Post-CPI (Thu-Fri): If CPI soft → reduce SQQQ, add to momentum plays. If CPI hot → TLT rallies, SQQQ rallies, trim equity longs.
SAP & DBA: Swing positions with longer horizon, enter on pullbacks to entry zone.
Our scanner analyzes 5,826 symbols across 4 strategies (Short Squeeze, Pre-Squeeze, Breakout, Momentum) with regime-adaptive weighting. The Early Risk-Off regime shifts weights to Short Squeeze (40%) and Pre-Squeeze (35%), based on 6 macro component scores (VIX, SPX, DXY, Credit, Liquidity, TLT).
Following 3 retrospectives (C+ → B+ → B-), we enforce: minimum $5B market cap on momentum plays, no EU/Asia ETFs (consistent underperformers), cooling-off filter on re-entries, 85+ minimum composite score, 20% hedge allocation in Risk-Off, and 2x ATR stops on ETFs.
All 10 entry prices validated against live spot quotes (max 10% deviation). Quote timestamp: 2026-03-09T22:06Z. No stale data. All tickers confirmed tradable with adequate liquidity (>$5M daily volume for stocks, >$1M for ETFs).
Position sizing: max 10% per individual stock, max 5% for leveraged instruments (SQQQ). Portfolio beta managed through TLT (negative equity beta) and DBA (low equity correlation). Average R/R across all setups: 1:1.45.
US: 6 stocks (MRVL, HIMS, CF, LLY, IOT, ADBE). EU: 1 stock (SAP — A+ threshold only). ETFs: 3 (TLT, DBA, SQQQ). No Asia exposure per retro findings (3 consecutive failures). 100% new tickers vs previous scan.
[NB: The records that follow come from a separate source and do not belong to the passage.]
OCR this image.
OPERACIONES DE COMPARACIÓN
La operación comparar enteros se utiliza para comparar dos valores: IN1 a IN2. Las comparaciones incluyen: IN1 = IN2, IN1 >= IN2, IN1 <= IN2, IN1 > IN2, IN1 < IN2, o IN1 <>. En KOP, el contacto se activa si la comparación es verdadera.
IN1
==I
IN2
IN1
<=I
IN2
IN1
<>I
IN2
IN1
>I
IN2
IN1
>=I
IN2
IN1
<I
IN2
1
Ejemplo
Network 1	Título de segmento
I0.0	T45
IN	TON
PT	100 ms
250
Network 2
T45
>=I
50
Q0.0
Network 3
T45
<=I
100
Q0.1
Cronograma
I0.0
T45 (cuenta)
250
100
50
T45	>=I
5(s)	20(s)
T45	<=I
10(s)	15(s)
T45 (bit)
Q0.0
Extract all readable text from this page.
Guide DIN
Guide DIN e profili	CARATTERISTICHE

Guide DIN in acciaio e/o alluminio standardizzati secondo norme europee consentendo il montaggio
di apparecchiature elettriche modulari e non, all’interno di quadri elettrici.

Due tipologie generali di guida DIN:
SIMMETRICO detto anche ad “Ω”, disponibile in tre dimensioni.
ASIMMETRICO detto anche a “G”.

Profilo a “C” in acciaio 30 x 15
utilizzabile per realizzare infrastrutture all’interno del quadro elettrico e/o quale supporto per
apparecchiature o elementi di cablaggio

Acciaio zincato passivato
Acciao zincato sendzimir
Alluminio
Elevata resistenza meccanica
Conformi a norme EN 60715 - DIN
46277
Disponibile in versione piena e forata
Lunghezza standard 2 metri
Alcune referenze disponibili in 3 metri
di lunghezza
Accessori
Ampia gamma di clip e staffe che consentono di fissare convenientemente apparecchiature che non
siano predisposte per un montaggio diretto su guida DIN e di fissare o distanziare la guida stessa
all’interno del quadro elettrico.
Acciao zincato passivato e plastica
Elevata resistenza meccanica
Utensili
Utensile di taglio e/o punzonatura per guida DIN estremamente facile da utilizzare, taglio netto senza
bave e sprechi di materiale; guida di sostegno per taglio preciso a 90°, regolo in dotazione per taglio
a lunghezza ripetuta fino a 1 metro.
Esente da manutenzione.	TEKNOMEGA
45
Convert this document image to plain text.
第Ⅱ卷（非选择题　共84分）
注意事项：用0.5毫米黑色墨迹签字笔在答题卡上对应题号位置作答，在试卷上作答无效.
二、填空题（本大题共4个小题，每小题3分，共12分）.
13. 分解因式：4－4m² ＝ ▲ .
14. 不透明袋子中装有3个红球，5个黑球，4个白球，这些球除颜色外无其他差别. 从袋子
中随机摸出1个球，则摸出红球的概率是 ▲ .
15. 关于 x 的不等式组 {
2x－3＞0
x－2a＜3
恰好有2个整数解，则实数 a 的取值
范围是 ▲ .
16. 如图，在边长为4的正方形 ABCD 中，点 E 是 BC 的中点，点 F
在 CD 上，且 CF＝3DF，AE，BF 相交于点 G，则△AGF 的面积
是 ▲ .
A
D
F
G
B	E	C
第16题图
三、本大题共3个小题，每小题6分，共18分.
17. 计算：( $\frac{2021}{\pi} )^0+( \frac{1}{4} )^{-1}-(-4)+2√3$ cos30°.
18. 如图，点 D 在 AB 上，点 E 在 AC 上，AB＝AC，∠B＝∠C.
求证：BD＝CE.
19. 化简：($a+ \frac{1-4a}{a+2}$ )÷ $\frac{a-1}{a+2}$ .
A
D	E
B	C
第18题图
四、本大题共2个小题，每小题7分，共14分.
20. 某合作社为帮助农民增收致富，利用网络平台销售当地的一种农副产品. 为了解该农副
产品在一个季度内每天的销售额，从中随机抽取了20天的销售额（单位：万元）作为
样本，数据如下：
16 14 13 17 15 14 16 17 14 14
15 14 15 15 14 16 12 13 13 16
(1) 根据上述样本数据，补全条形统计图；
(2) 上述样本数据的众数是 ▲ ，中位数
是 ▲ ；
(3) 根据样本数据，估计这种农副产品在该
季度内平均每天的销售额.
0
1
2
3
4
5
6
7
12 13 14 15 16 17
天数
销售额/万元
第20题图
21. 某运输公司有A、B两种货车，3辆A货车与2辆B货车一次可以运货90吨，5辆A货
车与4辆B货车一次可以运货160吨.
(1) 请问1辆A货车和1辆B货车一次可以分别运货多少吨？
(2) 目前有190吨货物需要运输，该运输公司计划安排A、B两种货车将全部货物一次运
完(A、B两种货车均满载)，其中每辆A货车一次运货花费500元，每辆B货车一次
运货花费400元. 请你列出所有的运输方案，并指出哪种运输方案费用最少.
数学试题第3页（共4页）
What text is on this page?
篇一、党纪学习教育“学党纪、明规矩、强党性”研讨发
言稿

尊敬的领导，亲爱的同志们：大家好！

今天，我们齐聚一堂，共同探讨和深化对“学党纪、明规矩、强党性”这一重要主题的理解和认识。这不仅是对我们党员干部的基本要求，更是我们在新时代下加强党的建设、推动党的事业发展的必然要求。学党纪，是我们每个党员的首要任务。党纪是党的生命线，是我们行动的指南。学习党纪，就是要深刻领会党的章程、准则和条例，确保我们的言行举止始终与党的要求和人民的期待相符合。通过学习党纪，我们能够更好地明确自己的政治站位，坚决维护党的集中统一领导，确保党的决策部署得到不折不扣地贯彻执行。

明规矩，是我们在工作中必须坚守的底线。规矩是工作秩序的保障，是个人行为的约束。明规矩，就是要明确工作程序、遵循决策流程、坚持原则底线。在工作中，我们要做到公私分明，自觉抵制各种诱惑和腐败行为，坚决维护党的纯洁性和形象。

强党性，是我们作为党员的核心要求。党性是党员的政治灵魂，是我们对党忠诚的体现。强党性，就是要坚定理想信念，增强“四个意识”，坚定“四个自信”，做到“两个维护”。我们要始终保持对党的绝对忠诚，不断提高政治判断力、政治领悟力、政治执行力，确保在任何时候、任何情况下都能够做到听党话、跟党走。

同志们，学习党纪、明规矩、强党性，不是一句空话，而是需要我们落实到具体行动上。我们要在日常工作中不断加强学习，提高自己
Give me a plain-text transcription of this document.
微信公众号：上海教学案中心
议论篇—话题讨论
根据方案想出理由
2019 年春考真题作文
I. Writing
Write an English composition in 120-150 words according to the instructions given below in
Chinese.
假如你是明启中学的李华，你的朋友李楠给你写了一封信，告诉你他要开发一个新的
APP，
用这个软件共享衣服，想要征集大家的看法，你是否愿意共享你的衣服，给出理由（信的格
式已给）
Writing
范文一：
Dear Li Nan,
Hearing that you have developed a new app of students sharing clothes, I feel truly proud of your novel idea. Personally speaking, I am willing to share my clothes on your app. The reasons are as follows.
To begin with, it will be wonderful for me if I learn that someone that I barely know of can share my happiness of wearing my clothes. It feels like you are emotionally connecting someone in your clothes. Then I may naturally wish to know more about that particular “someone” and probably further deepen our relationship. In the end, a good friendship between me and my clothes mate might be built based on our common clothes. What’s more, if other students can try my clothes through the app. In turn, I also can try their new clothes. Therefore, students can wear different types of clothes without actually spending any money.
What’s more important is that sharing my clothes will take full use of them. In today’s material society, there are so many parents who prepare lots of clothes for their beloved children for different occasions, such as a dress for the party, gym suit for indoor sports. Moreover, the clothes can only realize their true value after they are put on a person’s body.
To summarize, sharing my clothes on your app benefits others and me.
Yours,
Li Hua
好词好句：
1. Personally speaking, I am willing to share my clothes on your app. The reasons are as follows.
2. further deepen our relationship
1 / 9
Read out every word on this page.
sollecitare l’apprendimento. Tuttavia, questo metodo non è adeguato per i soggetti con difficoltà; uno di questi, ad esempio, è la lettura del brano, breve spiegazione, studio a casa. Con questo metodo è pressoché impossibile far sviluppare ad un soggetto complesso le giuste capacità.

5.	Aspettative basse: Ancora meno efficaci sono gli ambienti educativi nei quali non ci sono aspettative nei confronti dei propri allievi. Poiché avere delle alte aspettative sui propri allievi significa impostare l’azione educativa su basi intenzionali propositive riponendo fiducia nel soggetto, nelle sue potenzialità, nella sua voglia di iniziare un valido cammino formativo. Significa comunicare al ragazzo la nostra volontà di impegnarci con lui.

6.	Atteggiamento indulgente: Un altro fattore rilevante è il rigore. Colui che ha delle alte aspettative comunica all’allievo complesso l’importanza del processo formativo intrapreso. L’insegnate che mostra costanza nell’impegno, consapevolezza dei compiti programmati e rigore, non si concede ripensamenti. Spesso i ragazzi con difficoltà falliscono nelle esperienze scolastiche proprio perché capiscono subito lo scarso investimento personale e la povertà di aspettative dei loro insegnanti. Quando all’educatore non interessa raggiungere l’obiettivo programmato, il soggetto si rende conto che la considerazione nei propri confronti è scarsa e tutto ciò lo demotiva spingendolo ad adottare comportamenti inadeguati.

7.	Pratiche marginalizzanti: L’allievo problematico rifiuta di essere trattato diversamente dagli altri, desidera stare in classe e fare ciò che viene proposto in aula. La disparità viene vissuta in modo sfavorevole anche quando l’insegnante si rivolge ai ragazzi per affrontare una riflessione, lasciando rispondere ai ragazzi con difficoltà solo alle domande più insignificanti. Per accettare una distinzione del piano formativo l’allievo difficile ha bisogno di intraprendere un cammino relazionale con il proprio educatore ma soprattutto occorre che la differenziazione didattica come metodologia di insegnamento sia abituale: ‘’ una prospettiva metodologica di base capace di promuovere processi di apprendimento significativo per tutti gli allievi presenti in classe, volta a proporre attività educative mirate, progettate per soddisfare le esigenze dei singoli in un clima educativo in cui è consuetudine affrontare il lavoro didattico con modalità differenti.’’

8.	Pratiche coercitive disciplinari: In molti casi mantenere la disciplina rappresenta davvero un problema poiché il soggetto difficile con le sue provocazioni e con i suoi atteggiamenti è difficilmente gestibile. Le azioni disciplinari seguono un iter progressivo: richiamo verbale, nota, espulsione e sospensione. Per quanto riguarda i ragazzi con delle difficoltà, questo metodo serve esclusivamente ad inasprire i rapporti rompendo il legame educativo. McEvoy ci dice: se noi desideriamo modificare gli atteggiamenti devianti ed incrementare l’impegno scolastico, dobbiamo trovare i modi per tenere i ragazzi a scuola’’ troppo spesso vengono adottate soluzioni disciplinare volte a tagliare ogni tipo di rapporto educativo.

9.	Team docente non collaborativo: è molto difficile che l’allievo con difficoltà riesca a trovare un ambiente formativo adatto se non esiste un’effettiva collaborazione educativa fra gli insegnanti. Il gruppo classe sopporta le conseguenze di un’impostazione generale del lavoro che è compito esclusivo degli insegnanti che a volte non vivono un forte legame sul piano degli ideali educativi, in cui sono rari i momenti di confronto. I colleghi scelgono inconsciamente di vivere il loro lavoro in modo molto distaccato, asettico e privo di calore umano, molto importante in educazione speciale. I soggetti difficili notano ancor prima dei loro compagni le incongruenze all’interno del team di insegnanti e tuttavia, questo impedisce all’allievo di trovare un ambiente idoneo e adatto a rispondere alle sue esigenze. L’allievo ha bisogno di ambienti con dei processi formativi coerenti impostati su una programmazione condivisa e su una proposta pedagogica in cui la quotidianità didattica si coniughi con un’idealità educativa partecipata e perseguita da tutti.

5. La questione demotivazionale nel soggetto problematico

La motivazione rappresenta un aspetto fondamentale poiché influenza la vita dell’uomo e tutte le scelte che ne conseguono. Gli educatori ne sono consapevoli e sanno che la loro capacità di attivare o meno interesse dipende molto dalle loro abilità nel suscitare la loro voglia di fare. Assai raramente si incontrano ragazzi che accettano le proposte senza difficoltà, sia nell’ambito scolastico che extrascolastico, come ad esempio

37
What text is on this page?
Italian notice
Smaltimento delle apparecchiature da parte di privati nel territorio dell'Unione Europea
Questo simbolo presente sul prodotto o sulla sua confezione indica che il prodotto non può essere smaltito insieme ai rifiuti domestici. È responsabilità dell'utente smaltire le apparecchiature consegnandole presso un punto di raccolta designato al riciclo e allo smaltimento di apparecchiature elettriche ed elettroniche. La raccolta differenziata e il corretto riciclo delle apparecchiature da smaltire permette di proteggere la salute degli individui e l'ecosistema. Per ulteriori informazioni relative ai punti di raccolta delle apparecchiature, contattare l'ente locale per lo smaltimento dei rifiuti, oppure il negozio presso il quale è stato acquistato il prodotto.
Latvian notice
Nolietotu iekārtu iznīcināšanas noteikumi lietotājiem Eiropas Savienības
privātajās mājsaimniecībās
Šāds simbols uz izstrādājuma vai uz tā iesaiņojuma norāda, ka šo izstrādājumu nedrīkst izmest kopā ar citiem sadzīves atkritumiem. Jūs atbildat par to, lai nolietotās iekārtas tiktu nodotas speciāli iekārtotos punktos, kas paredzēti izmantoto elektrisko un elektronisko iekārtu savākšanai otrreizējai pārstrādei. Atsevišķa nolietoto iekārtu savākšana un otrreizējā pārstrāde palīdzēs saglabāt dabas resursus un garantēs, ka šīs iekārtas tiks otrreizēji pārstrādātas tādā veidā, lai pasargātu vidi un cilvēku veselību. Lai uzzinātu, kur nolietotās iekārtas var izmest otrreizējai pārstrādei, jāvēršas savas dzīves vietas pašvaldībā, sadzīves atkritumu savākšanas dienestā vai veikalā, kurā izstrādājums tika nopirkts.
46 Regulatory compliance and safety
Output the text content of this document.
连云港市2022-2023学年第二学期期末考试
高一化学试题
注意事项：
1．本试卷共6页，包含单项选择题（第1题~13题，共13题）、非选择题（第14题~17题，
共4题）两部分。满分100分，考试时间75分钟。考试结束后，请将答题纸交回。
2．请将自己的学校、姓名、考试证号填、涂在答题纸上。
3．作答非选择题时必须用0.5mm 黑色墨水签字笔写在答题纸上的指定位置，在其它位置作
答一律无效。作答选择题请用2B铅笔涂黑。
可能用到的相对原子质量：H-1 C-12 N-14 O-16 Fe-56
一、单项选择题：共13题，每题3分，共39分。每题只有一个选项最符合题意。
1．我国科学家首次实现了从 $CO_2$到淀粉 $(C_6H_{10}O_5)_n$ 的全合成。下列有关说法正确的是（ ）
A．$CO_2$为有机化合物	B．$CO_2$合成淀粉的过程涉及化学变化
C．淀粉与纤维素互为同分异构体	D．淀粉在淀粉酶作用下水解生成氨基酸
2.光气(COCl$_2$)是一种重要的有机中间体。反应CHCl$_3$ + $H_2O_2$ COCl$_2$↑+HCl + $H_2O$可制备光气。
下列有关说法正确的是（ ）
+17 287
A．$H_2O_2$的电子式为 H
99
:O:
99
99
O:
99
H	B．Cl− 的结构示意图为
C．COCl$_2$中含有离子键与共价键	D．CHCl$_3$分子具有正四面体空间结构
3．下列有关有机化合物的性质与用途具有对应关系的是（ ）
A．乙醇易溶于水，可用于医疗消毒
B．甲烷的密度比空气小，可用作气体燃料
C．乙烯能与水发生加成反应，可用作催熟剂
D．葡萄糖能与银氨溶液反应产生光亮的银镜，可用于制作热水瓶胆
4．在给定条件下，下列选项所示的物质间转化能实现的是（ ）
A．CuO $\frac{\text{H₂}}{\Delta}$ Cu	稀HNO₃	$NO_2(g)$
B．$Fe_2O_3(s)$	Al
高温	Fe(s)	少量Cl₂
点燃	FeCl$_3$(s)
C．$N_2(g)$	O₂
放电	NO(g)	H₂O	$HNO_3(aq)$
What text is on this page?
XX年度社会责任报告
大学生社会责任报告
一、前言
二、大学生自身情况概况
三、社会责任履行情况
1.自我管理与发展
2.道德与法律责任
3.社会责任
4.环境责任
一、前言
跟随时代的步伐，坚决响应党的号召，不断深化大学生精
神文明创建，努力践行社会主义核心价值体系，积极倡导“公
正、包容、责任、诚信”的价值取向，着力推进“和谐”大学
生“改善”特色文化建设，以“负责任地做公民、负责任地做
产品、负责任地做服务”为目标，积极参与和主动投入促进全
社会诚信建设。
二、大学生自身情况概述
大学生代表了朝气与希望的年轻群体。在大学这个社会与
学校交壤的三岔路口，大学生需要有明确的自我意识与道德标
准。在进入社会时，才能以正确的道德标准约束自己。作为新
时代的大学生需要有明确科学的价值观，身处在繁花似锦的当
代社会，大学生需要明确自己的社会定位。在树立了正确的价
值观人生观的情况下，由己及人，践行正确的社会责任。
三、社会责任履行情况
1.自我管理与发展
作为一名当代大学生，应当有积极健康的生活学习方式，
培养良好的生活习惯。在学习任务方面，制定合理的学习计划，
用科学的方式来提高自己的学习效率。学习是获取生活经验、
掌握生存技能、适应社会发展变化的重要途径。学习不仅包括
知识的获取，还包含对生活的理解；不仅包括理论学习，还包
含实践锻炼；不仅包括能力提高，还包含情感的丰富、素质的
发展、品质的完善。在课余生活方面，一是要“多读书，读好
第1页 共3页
This is NOT financial advice. All setups are for educational and informational purposes only. Past scanner performance does not guarantee future results. The scanner's last retrospective (March 6) scored B- with 27.3% TP1 hit rate on resolved positions. Trading involves substantial risk of loss. Always do your own research, consult a qualified financial advisor, and never invest more than you can afford to lose. Leveraged instruments (SQQQ) carry additional risks including daily rebalancing decay.
Data sources: MarketWatch Gateway (Fintel, ChartExchange, Yahoo Finance, SEC EDGAR), Polymarket, Google Finance. Quotes as of 2026-03-09 22:06 UTC.